The best advice I've read about writing headlines
You’ve been tasked with writing a headline, a tagline, a campaign line, a whatever-kind-of-line and you’re stuck.
You’ve generated a few pages of options. Some of them sound good. A lot of them don’t. You’ve explored alliteration, puns, the rule of three, metaphors and similes.
But you haven’t cracked that killer line that does what it needs to do. And you can’t quite figure out why.
Get up out of your chair. Go and make yourself a coffee or take a walk around the block. And think about this quote by Ben Hughes in his interview featured in ‘Read Me’ by Roger Horberry and Gyles Lingwood.

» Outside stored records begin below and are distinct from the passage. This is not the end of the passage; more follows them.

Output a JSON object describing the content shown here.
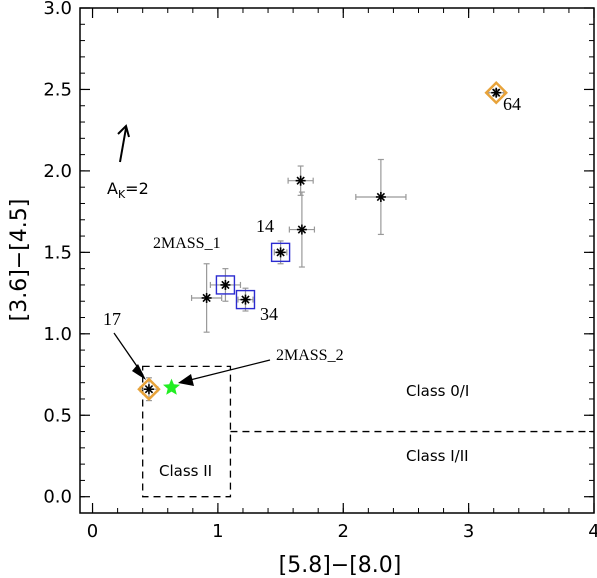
{
  "chart_data": {
    "type": "scatter",
    "xlabel": "[5.8]−[8.0]",
    "ylabel": "[3.6]−[4.5]",
    "xlim": [
      -0.1,
      4.0
    ],
    "ylim": [
      -0.1,
      3.0
    ],
    "xticks": [
      "0",
      "1",
      "2",
      "3",
      "4"
    ],
    "xtick_values": [
      0,
      1,
      2,
      3,
      4
    ],
    "yticks": [
      "0.0",
      "0.5",
      "1.0",
      "1.5",
      "2.0",
      "2.5",
      "3.0"
    ],
    "ytick_values": [
      0,
      0.5,
      1.0,
      1.5,
      2.0,
      2.5,
      3.0
    ],
    "grid": false,
    "colors": {
      "point": "#000000",
      "errorbar": "#999999",
      "orange_diamond": "#e8a33a",
      "blue_square": "#2b2bd0",
      "green_star": "#22ee22",
      "region_line": "#000000"
    },
    "points": [
      {
        "x": 3.22,
        "y": 2.48,
        "xerr": 0.06,
        "yerr": 0.02
      },
      {
        "x": 1.66,
        "y": 1.94,
        "xerr": 0.1,
        "yerr": 0.09
      },
      {
        "x": 2.3,
        "y": 1.84,
        "xerr": 0.2,
        "yerr": 0.23
      },
      {
        "x": 1.67,
        "y": 1.64,
        "xerr": 0.1,
        "yerr": 0.23
      },
      {
        "x": 1.5,
        "y": 1.5,
        "xerr": 0.05,
        "yerr": 0.07
      },
      {
        "x": 1.06,
        "y": 1.3,
        "xerr": 0.12,
        "yerr": 0.1
      },
      {
        "x": 0.91,
        "y": 1.22,
        "xerr": 0.12,
        "yerr": 0.21
      },
      {
        "x": 1.22,
        "y": 1.21,
        "xerr": 0.06,
        "yerr": 0.07
      },
      {
        "x": 0.45,
        "y": 0.66,
        "xerr": 0.07,
        "yerr": 0.07
      }
    ],
    "orange_diamonds": [
      {
        "x": 3.22,
        "y": 2.48
      },
      {
        "x": 0.45,
        "y": 0.66
      }
    ],
    "blue_squares": [
      {
        "x": 1.5,
        "y": 1.5
      },
      {
        "x": 1.06,
        "y": 1.3
      },
      {
        "x": 1.22,
        "y": 1.21
      }
    ],
    "green_star": {
      "x": 0.63,
      "y": 0.67
    },
    "regions": {
      "class_ii_box": {
        "x0": 0.4,
        "x1": 1.1,
        "y0": 0.0,
        "y1": 0.8
      },
      "class_i_boundary_y": 0.4,
      "class_i_boundary_x0": 1.1
    },
    "annotations": {
      "p64": "64",
      "p14": "14",
      "p34": "34",
      "p17": "17",
      "twomass1": "2MASS_1",
      "twomass2": "2MASS_2",
      "class0i": "Class 0/I",
      "class1ii": "Class I/II",
      "class2": "Class II",
      "extinction_prefix": "A",
      "extinction_sub": "K",
      "extinction_suffix": "=2"
    }
  }
}
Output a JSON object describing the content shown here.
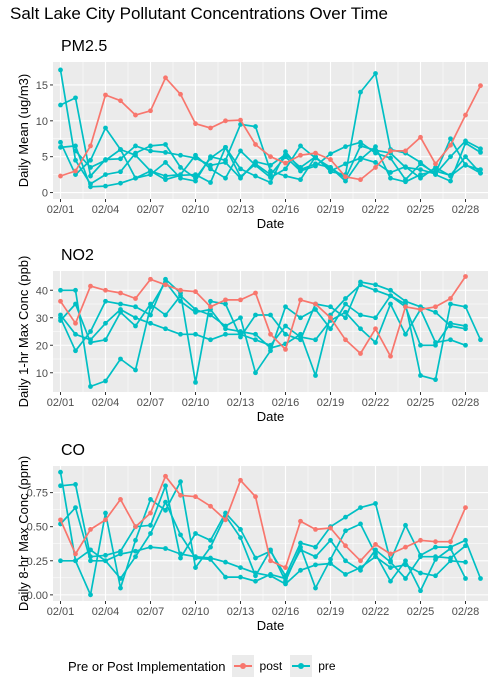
{
  "title": "Salt Lake City Pollutant Concentrations Over Time",
  "colors": {
    "post": "#F8766D",
    "pre": "#00BFC4",
    "panel_bg": "#EBEBEB",
    "grid": "#FFFFFF"
  },
  "legend": {
    "title": "Pre or Post Implementation",
    "entries": [
      "post",
      "pre"
    ]
  },
  "chart_data": [
    {
      "type": "line",
      "title": "PM2.5",
      "xlabel": "Date",
      "ylabel": "Daily Mean (ug/m3)",
      "x": [
        1,
        2,
        3,
        4,
        5,
        6,
        7,
        8,
        9,
        10,
        11,
        12,
        13,
        14,
        15,
        16,
        17,
        18,
        19,
        20,
        21,
        22,
        23,
        24,
        25,
        26,
        27,
        28,
        29
      ],
      "xticks": [
        1,
        4,
        7,
        10,
        13,
        16,
        19,
        22,
        25,
        28
      ],
      "xtick_labels": [
        "02/01",
        "02/04",
        "02/07",
        "02/10",
        "02/13",
        "02/16",
        "02/19",
        "02/22",
        "02/25",
        "02/28"
      ],
      "xlim": [
        0.5,
        29.5
      ],
      "ylim": [
        -0.9,
        18.2
      ],
      "yticks": [
        0,
        5,
        10,
        15
      ],
      "series": [
        {
          "name": "post",
          "values": [
            2.3,
            3.0,
            6.5,
            13.6,
            12.8,
            10.8,
            11.4,
            16.0,
            13.7,
            9.6,
            9.0,
            10.0,
            10.1,
            6.7,
            5.0,
            4.1,
            5.2,
            5.5,
            4.6,
            2.2,
            1.8,
            3.5,
            5.8,
            5.8,
            7.7,
            4.0,
            6.6,
            10.8,
            14.9
          ]
        },
        {
          "name": "pre",
          "values": [
            17.1,
            4.5,
            1.2,
            2.5,
            2.9,
            5.5,
            6.5,
            6.7,
            3.5,
            2.0,
            4.8,
            6.3,
            3.3,
            2.3,
            1.4,
            5.7,
            3.2,
            4.0,
            3.5,
            2.0,
            6.5,
            5.9,
            5.5,
            3.5,
            3.2,
            2.6,
            5.0,
            7.2,
            6.1
          ]
        },
        {
          "name": "pre",
          "values": [
            12.2,
            13.2,
            2.3,
            4.6,
            4.7,
            6.5,
            5.8,
            5.6,
            5.2,
            4.8,
            3.8,
            4.2,
            2.0,
            4.3,
            3.8,
            5.3,
            3.5,
            5.0,
            2.9,
            2.5,
            14.0,
            16.6,
            6.0,
            5.5,
            4.2,
            2.5,
            1.6,
            6.9,
            5.6
          ]
        },
        {
          "name": "pre",
          "values": [
            7.0,
            2.5,
            4.5,
            9.0,
            6.0,
            5.2,
            3.0,
            2.3,
            2.5,
            5.2,
            3.3,
            2.0,
            5.8,
            3.8,
            2.1,
            3.3,
            6.5,
            4.8,
            3.5,
            1.6,
            4.6,
            6.4,
            2.0,
            1.5,
            2.5,
            3.0,
            2.4,
            5.0,
            2.7
          ]
        },
        {
          "name": "pre",
          "values": [
            6.3,
            6.5,
            0.8,
            0.9,
            1.3,
            2.0,
            3.0,
            1.8,
            2.4,
            2.5,
            1.4,
            6.3,
            2.2,
            4.0,
            2.5,
            5.0,
            3.0,
            3.7,
            5.4,
            6.4,
            7.0,
            5.5,
            4.8,
            1.8,
            4.0,
            2.7,
            7.5,
            3.8,
            3.2
          ]
        },
        {
          "name": "pre",
          "values": [
            null,
            5.8,
            3.5,
            4.5,
            6.0,
            2.0,
            2.5,
            4.2,
            2.0,
            1.6,
            5.0,
            4.5,
            9.5,
            9.2,
            3.0,
            2.3,
            1.8,
            5.0,
            3.0,
            4.0,
            4.8,
            4.2,
            2.8,
            3.6,
            2.0,
            3.5,
            2.3,
            3.9,
            2.7
          ]
        }
      ]
    },
    {
      "type": "line",
      "title": "NO2",
      "xlabel": "Date",
      "ylabel": "Daily 1-hr Max Conc (ppb)",
      "x": [
        1,
        2,
        3,
        4,
        5,
        6,
        7,
        8,
        9,
        10,
        11,
        12,
        13,
        14,
        15,
        16,
        17,
        18,
        19,
        20,
        21,
        22,
        23,
        24,
        25,
        26,
        27,
        28,
        29
      ],
      "xticks": [
        1,
        4,
        7,
        10,
        13,
        16,
        19,
        22,
        25,
        28
      ],
      "xtick_labels": [
        "02/01",
        "02/04",
        "02/07",
        "02/10",
        "02/13",
        "02/16",
        "02/19",
        "02/22",
        "02/25",
        "02/28"
      ],
      "xlim": [
        0.5,
        29.5
      ],
      "ylim": [
        3.0,
        47.0
      ],
      "yticks": [
        10,
        20,
        30,
        40
      ],
      "series": [
        {
          "name": "post",
          "values": [
            36.0,
            28.0,
            41.5,
            40.0,
            39.0,
            37.0,
            44.0,
            42.0,
            40.0,
            39.5,
            34.0,
            36.5,
            36.5,
            39.0,
            24.0,
            18.5,
            36.5,
            35.0,
            30.0,
            22.0,
            17.0,
            26.0,
            16.0,
            34.0,
            33.0,
            34.0,
            37.0,
            45.0,
            null
          ]
        },
        {
          "name": "pre",
          "values": [
            40.0,
            40.0,
            5.0,
            7.0,
            15.0,
            11.0,
            34.0,
            43.0,
            36.0,
            32.0,
            33.0,
            26.0,
            25.0,
            24.0,
            19.0,
            20.5,
            24.0,
            9.0,
            31.0,
            37.0,
            42.0,
            40.0,
            38.0,
            35.0,
            9.0,
            7.5,
            35.0,
            34.0,
            22.0
          ]
        },
        {
          "name": "pre",
          "values": [
            30.0,
            18.0,
            25.0,
            36.0,
            35.0,
            34.0,
            31.0,
            44.0,
            39.0,
            6.5,
            36.0,
            35.0,
            23.0,
            31.0,
            31.0,
            24.0,
            22.0,
            35.0,
            34.0,
            30.0,
            43.0,
            42.0,
            40.0,
            36.0,
            34.0,
            32.0,
            27.0,
            26.0,
            null
          ]
        },
        {
          "name": "pre",
          "values": [
            29.0,
            35.0,
            21.0,
            22.0,
            32.0,
            27.0,
            35.0,
            31.0,
            38.0,
            33.0,
            31.0,
            27.0,
            30.0,
            10.0,
            18.0,
            34.0,
            30.0,
            33.0,
            26.0,
            35.0,
            31.0,
            30.0,
            38.0,
            34.0,
            20.0,
            20.0,
            28.0,
            27.0,
            null
          ]
        },
        {
          "name": "pre",
          "values": [
            31.0,
            24.0,
            22.0,
            28.0,
            33.0,
            30.0,
            28.0,
            26.0,
            24.0,
            24.0,
            22.0,
            24.0,
            24.0,
            22.0,
            20.0,
            27.0,
            23.0,
            22.0,
            29.0,
            32.0,
            26.0,
            21.0,
            35.0,
            24.0,
            33.0,
            21.0,
            22.0,
            20.0,
            null
          ]
        }
      ]
    },
    {
      "type": "line",
      "title": "CO",
      "xlabel": "Date",
      "ylabel": "Daily 8-hr Max Conc (ppm)",
      "x": [
        1,
        2,
        3,
        4,
        5,
        6,
        7,
        8,
        9,
        10,
        11,
        12,
        13,
        14,
        15,
        16,
        17,
        18,
        19,
        20,
        21,
        22,
        23,
        24,
        25,
        26,
        27,
        28,
        29
      ],
      "xticks": [
        1,
        4,
        7,
        10,
        13,
        16,
        19,
        22,
        25,
        28
      ],
      "xtick_labels": [
        "02/01",
        "02/04",
        "02/07",
        "02/10",
        "02/13",
        "02/16",
        "02/19",
        "02/22",
        "02/25",
        "02/28"
      ],
      "xlim": [
        0.5,
        29.5
      ],
      "ylim": [
        -0.045,
        0.945
      ],
      "yticks": [
        0.0,
        0.25,
        0.5,
        0.75
      ],
      "ytick_labels": [
        "0.00",
        "0.25",
        "0.50",
        "0.75"
      ],
      "series": [
        {
          "name": "post",
          "values": [
            0.55,
            0.3,
            0.48,
            0.55,
            0.7,
            0.5,
            0.6,
            0.87,
            0.73,
            0.72,
            0.65,
            0.55,
            0.84,
            0.72,
            0.25,
            0.2,
            0.54,
            0.48,
            0.49,
            0.36,
            0.25,
            0.37,
            0.3,
            0.35,
            0.4,
            0.39,
            0.39,
            0.64,
            null
          ]
        },
        {
          "name": "pre",
          "values": [
            0.9,
            0.25,
            0.0,
            0.6,
            0.05,
            0.4,
            0.7,
            0.62,
            0.83,
            0.2,
            0.35,
            0.58,
            0.42,
            0.14,
            0.33,
            0.1,
            0.35,
            0.05,
            0.26,
            0.47,
            0.52,
            0.3,
            0.1,
            0.25,
            0.03,
            0.26,
            0.34,
            0.12,
            null
          ]
        },
        {
          "name": "pre",
          "values": [
            0.8,
            0.81,
            0.28,
            0.29,
            0.32,
            0.5,
            0.51,
            0.8,
            0.27,
            0.45,
            0.4,
            0.6,
            0.48,
            0.27,
            0.32,
            0.14,
            0.38,
            0.35,
            0.5,
            0.57,
            0.64,
            0.67,
            0.25,
            0.51,
            0.29,
            0.35,
            0.35,
            0.4,
            0.12
          ]
        },
        {
          "name": "pre",
          "values": [
            0.52,
            0.64,
            0.25,
            0.25,
            0.12,
            0.28,
            0.45,
            0.68,
            0.44,
            0.27,
            0.26,
            0.13,
            0.13,
            0.1,
            0.15,
            0.12,
            0.33,
            0.28,
            0.4,
            0.25,
            0.18,
            0.33,
            0.24,
            0.12,
            0.28,
            0.28,
            0.27,
            0.36,
            null
          ]
        },
        {
          "name": "pre",
          "values": [
            0.25,
            0.25,
            0.33,
            0.25,
            0.3,
            0.32,
            0.35,
            0.34,
            0.3,
            0.28,
            0.27,
            0.24,
            0.2,
            0.16,
            0.14,
            0.08,
            0.18,
            0.22,
            0.23,
            0.15,
            0.2,
            0.28,
            0.2,
            0.22,
            0.16,
            0.14,
            0.25,
            0.24,
            null
          ]
        }
      ]
    }
  ]
}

Ben says that at the start of his career, he wrote, “beautiful, meaningless sentences that were universally praised for their poetry and universally criticised for lacking any real content.”
Then he realised: “You have to build a house before you can decorate it.”
You can’t start playing with copy too early. “Without a strong idea to hang your words on they’ll collapse under their own weight, shapeless.”
We’ve all seen beautiful, meaningless headlines that don’t communicate anything. We can admire their craft and maybe the clever turn of phrase raises a smile but when we really read them, it’s difficult to get to the arresting new idea, the genuinely compelling call to action, the sticky nugget that will get us searching for the brand later.
And that might be why you’ve got stuck with your headline writing.
So, forget the copywriting for a moment and go back to building the house. Ask yourself, “what’s the big idea?” And if you don’t know, find out. If there isn’t one, get one.
Scribble down everything that comes to mind and exhaust the idea. Look at it from different angles. Try to find a simple way to explain the benefits. Imagine different customers reacting to it. What’s in it for them? Why should anyone care?
Now step back and take a look at what you’ve written. You might just find your headline there.